Why will losses for firms in a perfectly competitive industry tend to vanish in the long run?

A firm's marginal cost curve above the average variable cost curve is equal to the firm's individual supply curve. This means that every time a firm receives a price from the market it will be willing to supply the amount of output where the price equals marginal cost. What happens to the firm's individual supply curve if marginal costs increase?

Perfectly competitive firm Doggies Paradise Inc. sells winter coats for dogs. Dog coats sell for \(\$ 72\) each. The fixed costs of production are \(\$ 100 .\) The total variable costs are \(\$ 64\) for one unit, \(\$ 84\) for two units, \(\$ 114\) for three units, \(\$ 184\) for four units, and \(\$ 270\) for five units. In the form of a table, calculate total revenue, marginal revenue, total cost and marginal cost for each output level (one to five units). On one diagram, sketch the total revenue and total cost curves. On another diagram, sketch the marginal revenue and marginal cost curves. What is the profit maximizing quantity?

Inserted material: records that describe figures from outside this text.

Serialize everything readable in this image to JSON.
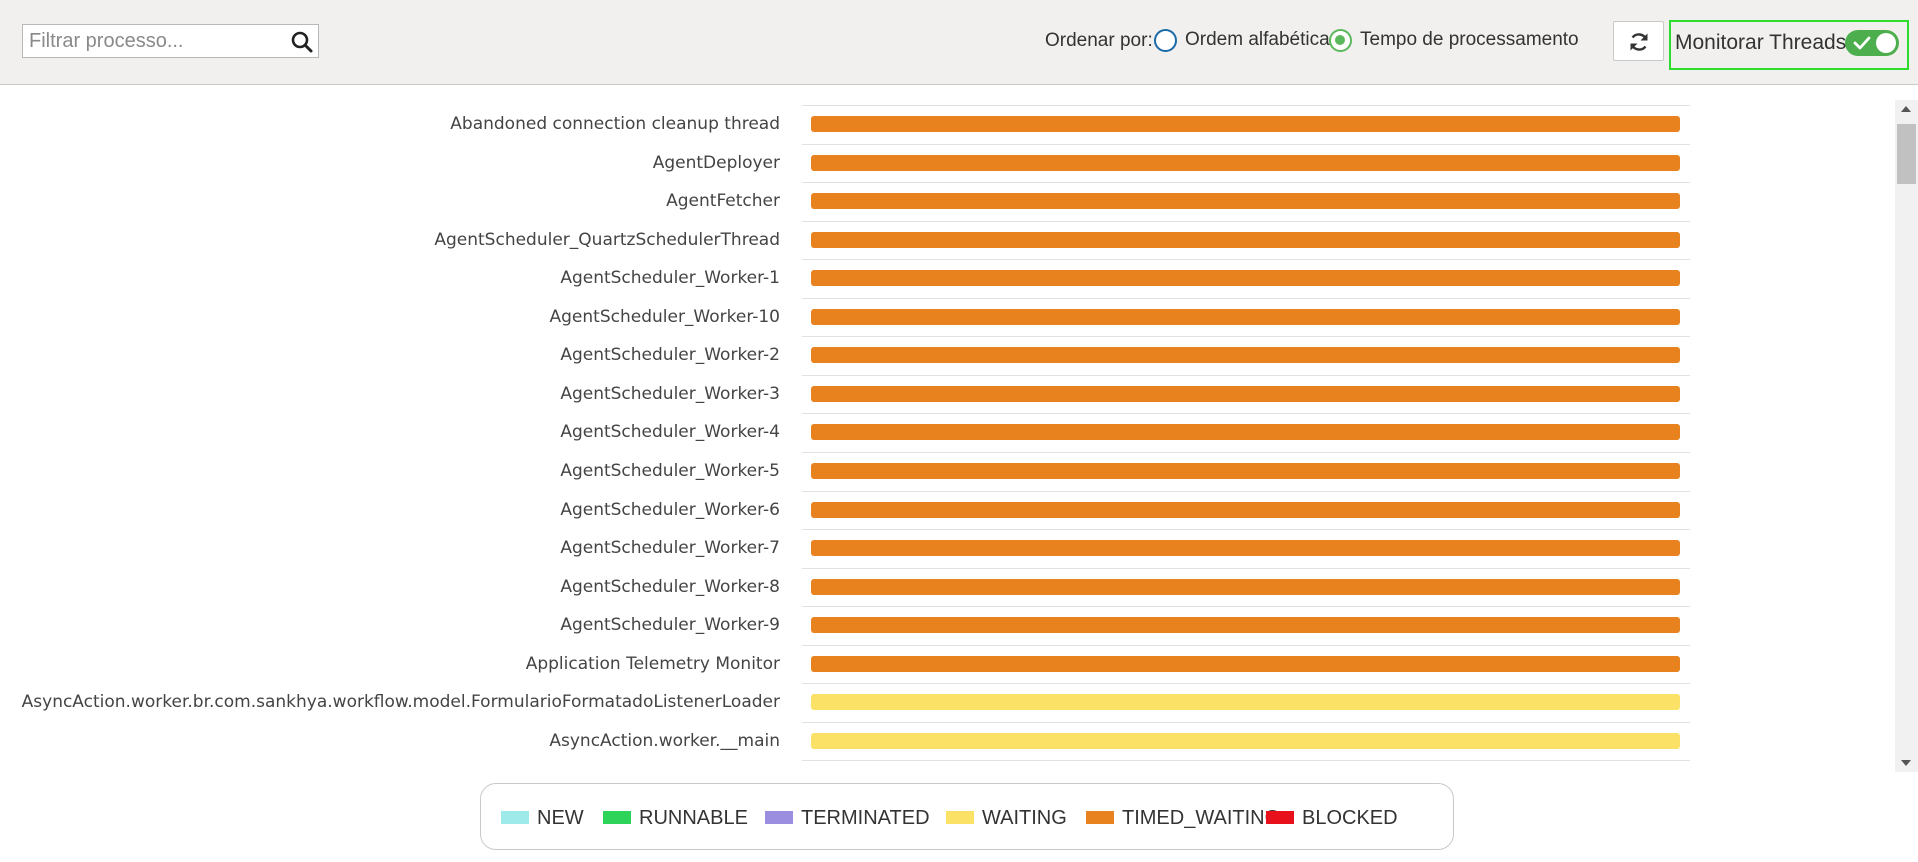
{
  "toolbar": {
    "search_placeholder": "Filtrar processo...",
    "search_value": "",
    "sort_label": "Ordenar por:",
    "sort_alpha_label": "Ordem alfabética",
    "sort_time_label": "Tempo de processamento",
    "sort_selected": "Tempo de processamento",
    "monitor_label": "Monitorar Threads",
    "monitor_enabled": true
  },
  "colors": {
    "NEW": "#9eeaea",
    "RUNNABLE": "#2ed45a",
    "TERMINATED": "#9b8ee0",
    "WAITING": "#fbe267",
    "TIMED_WAITING": "#e8821f",
    "BLOCKED": "#e8101a"
  },
  "threads": [
    {
      "name": "Abandoned connection cleanup thread",
      "state": "TIMED_WAITING"
    },
    {
      "name": "AgentDeployer",
      "state": "TIMED_WAITING"
    },
    {
      "name": "AgentFetcher",
      "state": "TIMED_WAITING"
    },
    {
      "name": "AgentScheduler_QuartzSchedulerThread",
      "state": "TIMED_WAITING"
    },
    {
      "name": "AgentScheduler_Worker-1",
      "state": "TIMED_WAITING"
    },
    {
      "name": "AgentScheduler_Worker-10",
      "state": "TIMED_WAITING"
    },
    {
      "name": "AgentScheduler_Worker-2",
      "state": "TIMED_WAITING"
    },
    {
      "name": "AgentScheduler_Worker-3",
      "state": "TIMED_WAITING"
    },
    {
      "name": "AgentScheduler_Worker-4",
      "state": "TIMED_WAITING"
    },
    {
      "name": "AgentScheduler_Worker-5",
      "state": "TIMED_WAITING"
    },
    {
      "name": "AgentScheduler_Worker-6",
      "state": "TIMED_WAITING"
    },
    {
      "name": "AgentScheduler_Worker-7",
      "state": "TIMED_WAITING"
    },
    {
      "name": "AgentScheduler_Worker-8",
      "state": "TIMED_WAITING"
    },
    {
      "name": "AgentScheduler_Worker-9",
      "state": "TIMED_WAITING"
    },
    {
      "name": "Application Telemetry Monitor",
      "state": "TIMED_WAITING"
    },
    {
      "name": "AsyncAction.worker.br.com.sankhya.workflow.model.FormularioFormatadoListenerLoader",
      "state": "WAITING"
    },
    {
      "name": "AsyncAction.worker.__main",
      "state": "WAITING"
    }
  ],
  "legend": [
    {
      "label": "NEW",
      "color": "#9eeaea"
    },
    {
      "label": "RUNNABLE",
      "color": "#2ed45a"
    },
    {
      "label": "TERMINATED",
      "color": "#9b8ee0"
    },
    {
      "label": "WAITING",
      "color": "#fbe267"
    },
    {
      "label": "TIMED_WAITING",
      "color": "#e8821f"
    },
    {
      "label": "BLOCKED",
      "color": "#e8101a"
    }
  ]
}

A computer company produces affordable, easy-to-use home computer systems and has fixed costs of \$250. The marginal cost of producing computers is \(\$ 700\) for the first computer, \(\$ 250\) for the second, \(\$ 300\) for the third, \(\$ 350\) for the fourth, \(\$ 400\) for the fifth, \(\$ 450\) for the sixth, and \(\$ 500\) for the seventh. a. Create a table that shows the company's output, total cost, marginal cost, average cost, variable cost, and average variable cost. b. At what price is the zero-profit point? At what price is the shutdown point? c. If the company sells the computers for \(\$ 500,\) is it making a profit or a loss? How big is the profit or loss? Sketch a graph with \(\mathrm{AC}, \mathrm{MC},\) and \(\mathrm{AVC}\) curves to illustrate your answer and show the profit or loss. d. If the firm sells the computers for \(\$ 300,\) is it making a profit or a loss? How big is the profit or loss? Sketch a graph with AC, MC, and AVC curves to illustrate your answer and show the profit or loss.

Will a perfectly competitive market display productive efficiency? Why or why not?